Desirable difficulties like testing and spacing make knowledge stick. It becomes durable. Desirable difficulties like making connections and interleaving make knowledge flexible, useful for problems that never appeared in training. All slow down learning and make performance suffer, in the short term.
Before-our-eyes progress reinforces our instinct to do more of the same, but just like the case of the typhoid doctor, the feedback teaches the wrong lesson. Learning deeply means learning slowly. The cult of the head start fails the learners it seeks to serve. Knowledge with enduring utility must be very flexible, composed of mental schemes that can be matched to new problems.
When a knowledge structure is so flexible that it can be applied effectively even in new domains or extremely novel situations, it is called “far transfer.”

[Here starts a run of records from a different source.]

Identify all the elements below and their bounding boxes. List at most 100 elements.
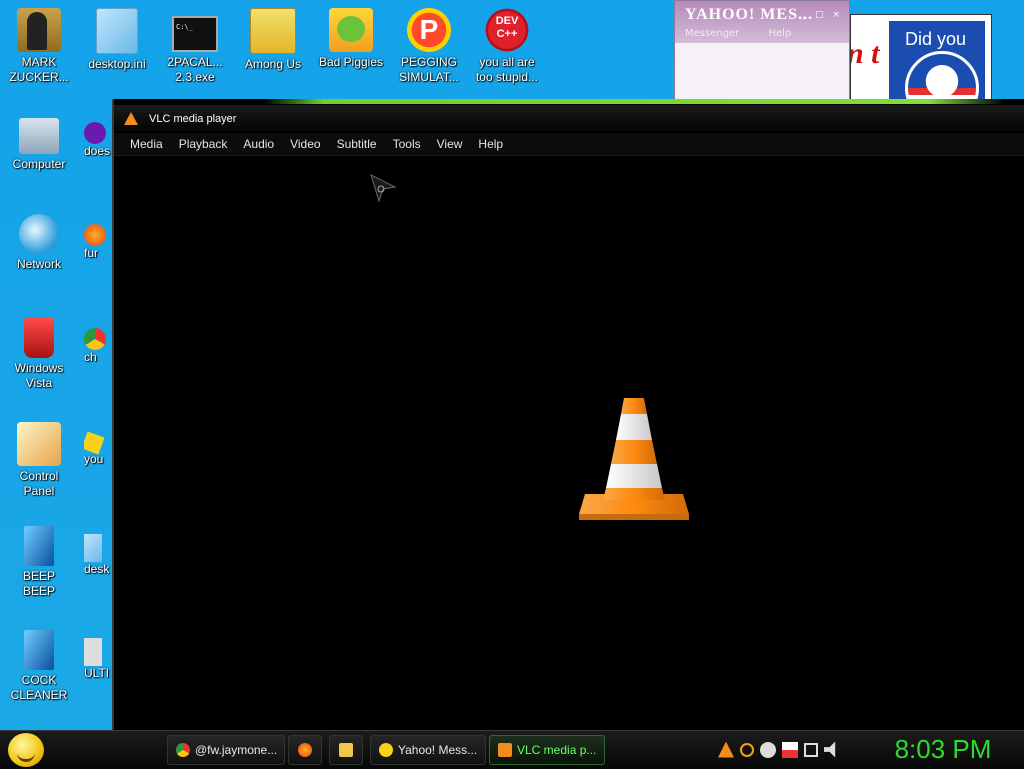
system-tray bbox=[718, 739, 846, 761]
icon-label: you all are too stupid... bbox=[475, 55, 539, 84]
game-icon bbox=[250, 8, 296, 54]
tray-network-icon[interactable] bbox=[804, 742, 818, 757]
icon-label: fur bbox=[84, 246, 99, 260]
icon-label: Bad Piggies bbox=[318, 55, 384, 69]
window-title: VLC media player bbox=[149, 113, 237, 125]
menu-media[interactable]: Media bbox=[122, 134, 171, 151]
desktop-icon-desk[interactable]: desk bbox=[84, 526, 112, 577]
pig-icon bbox=[329, 8, 373, 52]
tray-vlc-icon[interactable] bbox=[718, 741, 734, 758]
poster-image: Did you bbox=[889, 21, 985, 101]
desktop-icon-windows-vista[interactable]: Windows Vista bbox=[0, 318, 78, 391]
p-logo-icon bbox=[407, 8, 451, 52]
yahoo-messenger-window[interactable]: YAHOO! MES... _ □ × Messenger Help bbox=[674, 0, 850, 100]
network-globe-icon bbox=[19, 214, 59, 254]
desktop-icon-beep-beep[interactable]: BEEP BEEP bbox=[0, 526, 78, 599]
desktop-icon-fur[interactable]: fur bbox=[84, 214, 112, 261]
icon-label: Network bbox=[16, 257, 61, 271]
menu-tools[interactable]: Tools bbox=[385, 134, 429, 151]
menu-playback[interactable]: Playback bbox=[171, 134, 236, 151]
desktop-icon-computer[interactable]: Computer bbox=[0, 112, 78, 172]
desktop-icon-ulti[interactable]: ULTI BLO bbox=[84, 630, 112, 681]
tray-volume-icon[interactable] bbox=[824, 741, 836, 758]
icon-label: Among Us bbox=[244, 57, 302, 71]
desktop-icon-mark-zucker[interactable]: MARK ZUCKER... bbox=[0, 8, 78, 85]
icon-label: ULTI BLO bbox=[84, 666, 112, 680]
menu-messenger[interactable]: Messenger bbox=[685, 28, 739, 39]
tray-flag-icon[interactable] bbox=[782, 741, 798, 758]
icon-label: Windows Vista bbox=[14, 361, 64, 390]
menu-help[interactable]: Help bbox=[470, 134, 511, 151]
start-smiley-icon[interactable] bbox=[8, 733, 44, 767]
tray-smiley-icon[interactable] bbox=[760, 741, 776, 758]
yahoo-logo: YAHOO! MES... bbox=[685, 6, 813, 23]
taskbar-label: Yahoo! Mess... bbox=[398, 743, 478, 757]
vlc-cone-logo-icon bbox=[579, 398, 689, 520]
desktop-icon-2pacal[interactable]: 2PACAL... 2.3.exe bbox=[156, 8, 234, 85]
menu-audio[interactable]: Audio bbox=[235, 134, 282, 151]
yahoo-icon bbox=[84, 122, 106, 144]
desktop-icon-among-us[interactable]: Among Us bbox=[234, 8, 312, 72]
dev-cpp-icon bbox=[485, 8, 529, 52]
taskbar-button-vlc[interactable]: VLC media p... bbox=[489, 735, 605, 765]
file-icon bbox=[24, 630, 54, 670]
taskbar-button-chrome[interactable]: @fw.jaymone... bbox=[167, 735, 285, 765]
vlc-cone-icon bbox=[124, 112, 138, 125]
vlc-titlebar[interactable]: VLC media player bbox=[114, 105, 1024, 131]
taskbar-button-yahoo[interactable]: Yahoo! Mess... bbox=[370, 735, 486, 765]
icon-label: Control Panel bbox=[19, 469, 59, 498]
vlc-menubar: Media Playback Audio Video Subtitle Tools View… bbox=[114, 133, 1024, 156]
mouse-cursor-icon bbox=[370, 174, 397, 203]
desktop-icon-pegging-simulator[interactable]: PEGGING SIMULAT... bbox=[390, 8, 468, 85]
desktop-icon-does[interactable]: does bbox=[84, 112, 112, 159]
icon-label: 2PACAL... 2.3.exe bbox=[167, 55, 223, 84]
menu-help[interactable]: Help bbox=[769, 28, 792, 39]
taskbar-button-explorer[interactable] bbox=[329, 735, 363, 765]
menu-subtitle[interactable]: Subtitle bbox=[329, 134, 385, 151]
window-controls[interactable]: _ □ × bbox=[802, 10, 843, 20]
video-area[interactable] bbox=[114, 156, 1024, 730]
yahoo-titlebar[interactable]: YAHOO! MES... _ □ × Messenger Help bbox=[675, 1, 849, 43]
firefox-icon bbox=[298, 743, 312, 757]
desktop-icon-desktop-ini[interactable]: desktop.ini bbox=[78, 8, 156, 72]
menu-view[interactable]: View bbox=[429, 134, 471, 151]
icon-label: Computer bbox=[12, 157, 66, 171]
firefox-icon bbox=[84, 224, 106, 246]
vlc-window[interactable]: VLC media player Media Playback Audio Video… bbox=[112, 99, 1024, 730]
icon-label: PEGGING SIMULAT... bbox=[399, 55, 459, 84]
desktop-icon-control-panel[interactable]: Control Panel bbox=[0, 422, 78, 499]
desktop-icon-chrome[interactable]: ch bbox=[84, 318, 112, 365]
folder-icon bbox=[339, 743, 353, 757]
desktop-icon-dev-cpp[interactable]: you all are too stupid... bbox=[468, 8, 546, 85]
icon-label: desk bbox=[84, 562, 110, 576]
folder-person-icon bbox=[17, 8, 61, 52]
computer-icon bbox=[19, 118, 59, 154]
taskbar-clock[interactable]: 8:03 PM bbox=[870, 734, 1016, 765]
menu-video[interactable]: Video bbox=[282, 134, 328, 151]
icon-label: ch bbox=[84, 350, 97, 364]
chrome-icon bbox=[176, 743, 190, 757]
campaign-logo-icon bbox=[905, 51, 979, 101]
window-glow bbox=[264, 99, 1004, 104]
desktop-icon-cleaner[interactable]: COCK CLEANER bbox=[0, 630, 78, 703]
yahoo-menu: Messenger Help bbox=[685, 28, 817, 39]
recycle-bin-icon bbox=[24, 318, 54, 358]
console-icon bbox=[172, 16, 218, 52]
control-panel-icon bbox=[17, 422, 61, 466]
taskbar-label: VLC media p... bbox=[517, 743, 597, 757]
tray-search-icon[interactable] bbox=[740, 742, 754, 757]
icon-label: BEEP BEEP bbox=[22, 569, 55, 598]
desktop-icon-bad-piggies[interactable]: Bad Piggies bbox=[312, 8, 390, 70]
taskbar: @fw.jaymone... Yahoo! Mess... VLC media … bbox=[0, 730, 1024, 769]
image-viewer-window[interactable]: n t Did you bbox=[850, 14, 992, 102]
desktop-icon-you[interactable]: you bbox=[84, 422, 112, 467]
partial-red-text: n t bbox=[850, 37, 880, 70]
chrome-icon bbox=[84, 328, 106, 350]
file-icon bbox=[24, 526, 54, 566]
file-icon bbox=[84, 534, 102, 562]
taskbar-button-firefox[interactable] bbox=[288, 735, 322, 765]
vlc-cone-icon bbox=[498, 743, 512, 757]
file-icon bbox=[84, 638, 102, 666]
icon-label: MARK ZUCKER... bbox=[9, 55, 69, 84]
desktop-icon-network[interactable]: Network bbox=[0, 214, 78, 272]
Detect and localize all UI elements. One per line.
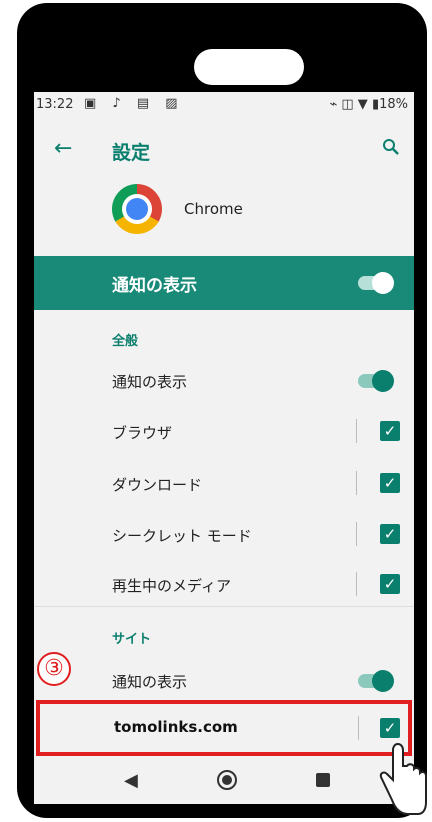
- checkbox-incognito[interactable]: ✓: [380, 524, 400, 544]
- toggle-knob: [372, 670, 394, 692]
- checkbox-browser[interactable]: ✓: [380, 421, 400, 441]
- master-toggle-label: 通知の表示: [112, 276, 197, 296]
- row-divider: [356, 471, 357, 495]
- nav-back-icon[interactable]: ◀: [124, 770, 138, 791]
- page-title: 設定: [112, 142, 151, 164]
- site-row-tomolinks[interactable]: tomolinks.com ✓: [36, 700, 412, 756]
- back-arrow-icon[interactable]: ←: [54, 136, 72, 161]
- general-notification-row[interactable]: 通知の表示: [34, 354, 414, 408]
- row-label: 通知の表示: [112, 673, 188, 691]
- step-number-badge: ③: [37, 652, 71, 686]
- app-info-row: Chrome: [34, 184, 414, 242]
- checkbox-tomolinks[interactable]: ✓: [380, 718, 400, 738]
- checkbox-media[interactable]: ✓: [380, 574, 400, 594]
- row-label: 通知の表示: [112, 373, 188, 391]
- notification-icons: ▣ ♪ ▤ ▨: [84, 96, 184, 111]
- channel-row-browser[interactable]: ブラウザ ✓: [34, 405, 414, 459]
- section-divider: [34, 606, 414, 607]
- channel-row-download[interactable]: ダウンロード ✓: [34, 457, 414, 511]
- row-divider: [356, 419, 357, 443]
- master-toggle-switch[interactable]: [358, 272, 394, 294]
- row-label: シークレット モード: [112, 527, 252, 545]
- android-nav-bar: ◀: [34, 760, 414, 804]
- section-header-sites: サイト: [112, 632, 152, 647]
- app-bar: ← 設定: [34, 126, 414, 174]
- section-header-general: 全般: [112, 334, 139, 349]
- row-divider: [358, 716, 359, 740]
- site-notification-toggle[interactable]: [358, 670, 394, 692]
- chrome-logo-icon: [112, 184, 162, 234]
- status-time: 13:22: [36, 97, 74, 112]
- app-name: Chrome: [184, 200, 243, 218]
- row-label: ダウンロード: [112, 476, 203, 494]
- checkbox-download[interactable]: ✓: [380, 473, 400, 493]
- pointing-hand-icon: [378, 740, 428, 818]
- row-label: 再生中のメディア: [112, 577, 231, 595]
- row-divider: [356, 572, 357, 596]
- toggle-knob: [372, 272, 394, 294]
- row-label: ブラウザ: [112, 424, 173, 442]
- nav-recents-icon[interactable]: [316, 773, 330, 787]
- status-bar: 13:22 ▣ ♪ ▤ ▨ ⌁ ◫ ▼ ▮18%: [34, 92, 414, 118]
- system-status-icons: ⌁ ◫ ▼ ▮18%: [329, 97, 408, 112]
- channel-row-incognito[interactable]: シークレット モード ✓: [34, 508, 414, 562]
- master-notification-toggle-row[interactable]: 通知の表示: [34, 256, 414, 310]
- search-icon[interactable]: [382, 138, 400, 161]
- general-notification-toggle[interactable]: [358, 370, 394, 392]
- toggle-knob: [372, 370, 394, 392]
- channel-row-media[interactable]: 再生中のメディア ✓: [34, 558, 414, 612]
- phone-notch: [194, 49, 304, 85]
- row-divider: [356, 522, 357, 546]
- site-label: tomolinks.com: [114, 718, 238, 736]
- nav-home-icon[interactable]: [217, 770, 237, 790]
- android-screen: 13:22 ▣ ♪ ▤ ▨ ⌁ ◫ ▼ ▮18% ← 設定 Chrome 通知の…: [34, 92, 414, 804]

“In my opinion,” Gentner told me, “our ability to think relationally is one of the reasons we’re running the planet. Relations are really hard for other species.” Analogical thinking takes the new and makes it familiar, or takes the familiar and puts it in a new light, and allows humans to reason through problems they have never seen in unfamiliar contexts. It also allows us to understand that which we cannot see at all.
In a wicked world, relying upon experience from a single domain is not only limiting, it can be disastrous.
The trouble with using no more than a single analogy, particularly one from a very similar situation, is that it does not help battle the natural impulse to employ the “inside view,” a term coined by psychologists Daniel Kahneman and Amos Tversky. We take the inside view when we make judgments based narrowly on the details of a particular project that are right in front of us.
Our natural inclination to take the inside view can be defeated by following analogies to the “outside view.” The outside view probes for deep structural similarities to the current problem in different ones. The outside view is deeply counterintuitive because it requires a decision maker to ignore unique surface features of the current project, on which they are the expert, and instead look outside for structurally similar analogies. It requires a mindset switch from narrow to broad.
Psychologists have shown repeatedly that the more internal details an individual can be made to consider, the more extreme their judgment becomes.
In one of the most cited studies of expert problem solving ever conducted, an interdisciplinary team of scientists came to a pretty simple conclusion: successful problem solvers are more able to determine the deep structure of a problem before they proceed to match a strategy to it. Less successful problem solvers are more like most students in the Ambiguous Sorting Task: they mentally classify problems only by superficial, overtly stated features, like the domain context. For the best performers, they wrote, problem solving “begins with the typing of the problem.” As education pioneer John Dewey put it in Logic, The Theory of Inquiry, “a problem well put is half-solved.”
In the late 1960s, future Nobel laureate economist Theodore Schultz argued that his field had done well to show that higher education increased worker productivity, but that economists had neglected the role of education in allowing individuals to delay specialization while sampling and finding out who they are and where they fit.
Learning stuff was less important than learning about oneself. Exploration is not just a whimsical luxury of education; it is a central benefit.
The expression “young and foolish,” he wrote, describes the tendency of young adults to gravitate to risky jobs, but it is not foolish at all. It is ideal. They have less experience than older workers, and so the first avenues they should try are those with high risk and reward, and that have high informational value.